Histoire contestuelle#
Victoire Feuillebois
Coordinatrice du projet ANR ArtAtWar
UR 1340 GEO- Université de Strasbourg
ORCID ID 0000-0001-5895-7970
DOI : https://doi.org/10.34931/cqfn-qh46
L’histoire contestuelle se présente comme un modèle d’analyse qui répond à la production croissante de jugements esthétiques ou éthiques qui plaident pour une exclusion du canon ou de l’espace public d’objets culturels provenant d’époques passées. Cette grille de lecture propose de sortir des apories méthodologiques et disciplinaires que cette tendance contemporaine suscite en produisant une manière d’incorporer les réceptions critiques agonistiques dans l’étude d’une œuvre artistique tout en conservant une méthodologie scientifique fiable. Par rapport à une histoire traditionnelle des réceptions, l’histoire contestuelle a pour intérêt de révéler des réceptions souvent occultées dans les histoires de la littérature et les interactions entre les champs culturels nationaux : dans la mesure où ces réceptions présentent une dimension conflictuelle, elles ont souvent tendance à être écartées par rapport aux réceptions positives – de fait, le pro l’emporte souvent sur le contra dans l’histoire littéraire, à de rares exceptions près.

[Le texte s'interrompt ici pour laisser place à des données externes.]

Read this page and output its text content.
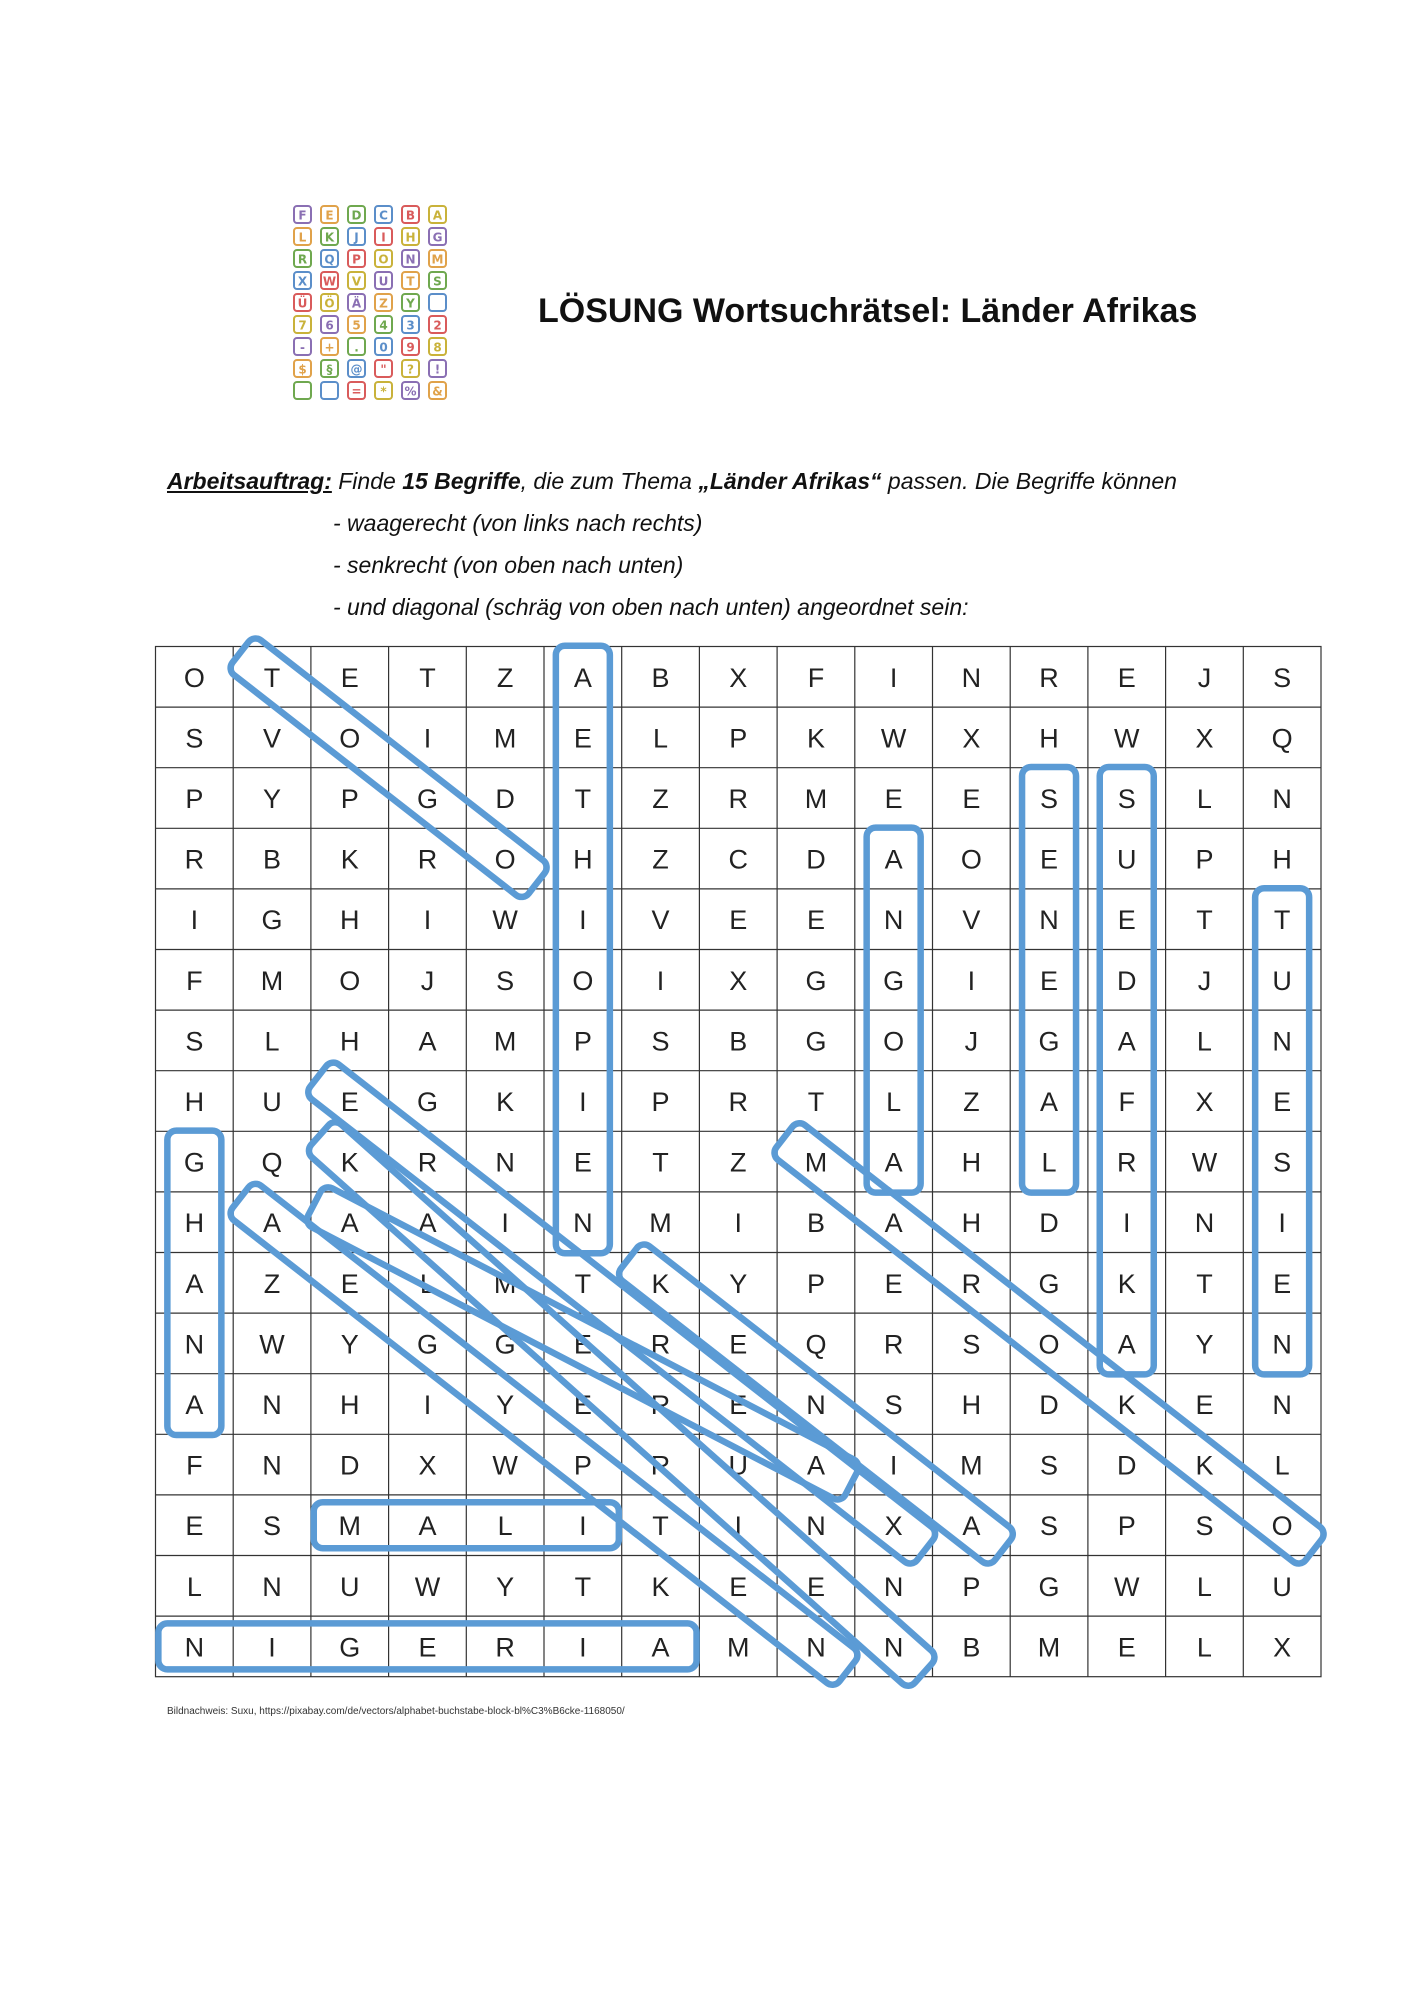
F E D C B A
L K J I H G
R Q P O N M
X W V U T S
Ü Ö Ä Z Y
7 6 5 4 3 2
- + . 0 9 8
$ § @ " ? !
= * % &
LÖSUNG Wortsuchrätsel: Länder Afrikas
Arbeitsauftrag: Finde 15 Begriffe, die zum Thema „Länder Afrikas“ passen. Die Begriffe können
- waagerecht (von links nach rechts)
- senkrecht (von oben nach unten)
- und diagonal (schräg von oben nach unten) angeordnet sein:
O T E T Z A B X F I N R E J S
S V O I M E L P K W X H W X Q
P Y P G D T Z R M E E S S L N
R B K R O H Z C D A O E U P H
I G H I W I V E E N V N E T T
F M O J S O I X G G I E D J U
S L H A M P S B G O J G A L N
H U E G K I P R T L Z A F X E
G Q K R N E T Z M A H L R W S
H A A A I N M I B A H D I N I
A Z E L M T K Y P E R G K T E
N W Y G G E R E Q R S O A Y N
A N H I Y E R E N S H D K E N
F N D X W P R U A I M S D K L
E S M A L I T I N X A S P S O
L N U W Y T K E E N P G W L U
N I G E R I A M N N B M E L X
Bildnachweis: Suxu, https://pixabay.com/de/vectors/alphabet-buchstabe-block-bl%C3%B6cke-1168050/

Par rapport à l’histoire connectée ou l’histoire croisée qui ont parfois tendance à aplanir les rapports de domination culturelle en mettant l’accent sur l’hybridation et le croisement, l’avantage de l’histoire contestuelle est de faire apparaître ces rapports et de les placer au centre de l’analyse : qu’elle se concentre sur des cas transnationaux ou non, cette dimension agonistique présente dans le jugement sur certaines œuvres intervient dans des moments d’évaluation et de contestation de la place des artistes dans le canon mondial et se déploie donc à une échelle globale. Par rapport à l’histoire contextuelle, qui cherche à neutraliser les accusations contemporaines faites aux textes et œuvres du passé en revoyant aux conditions concrètes de production et de circulation des œuvres, présentées comme un horizon philologique indispensable à toute compréhension des phénomènes littéraires, il s’agit de montrer qu’on ne peut pas faire que renvoyer au contexte objectif pour lire les textes et de mettre au cœur de l’étude ce que ces critiques d’ordre esthétique ou éthique font apparaître dans les changements de régime de réception des œuvres : les cas de contestations sont considérés comme des moments où se révèlent des « révolutions morales » (K.A. Appiah) dans notre appréciation des codes et traditions littéraires qui sont particulièrement fécondes pour saisir les nouvelles valeurs associées à ces mouvements de relecture.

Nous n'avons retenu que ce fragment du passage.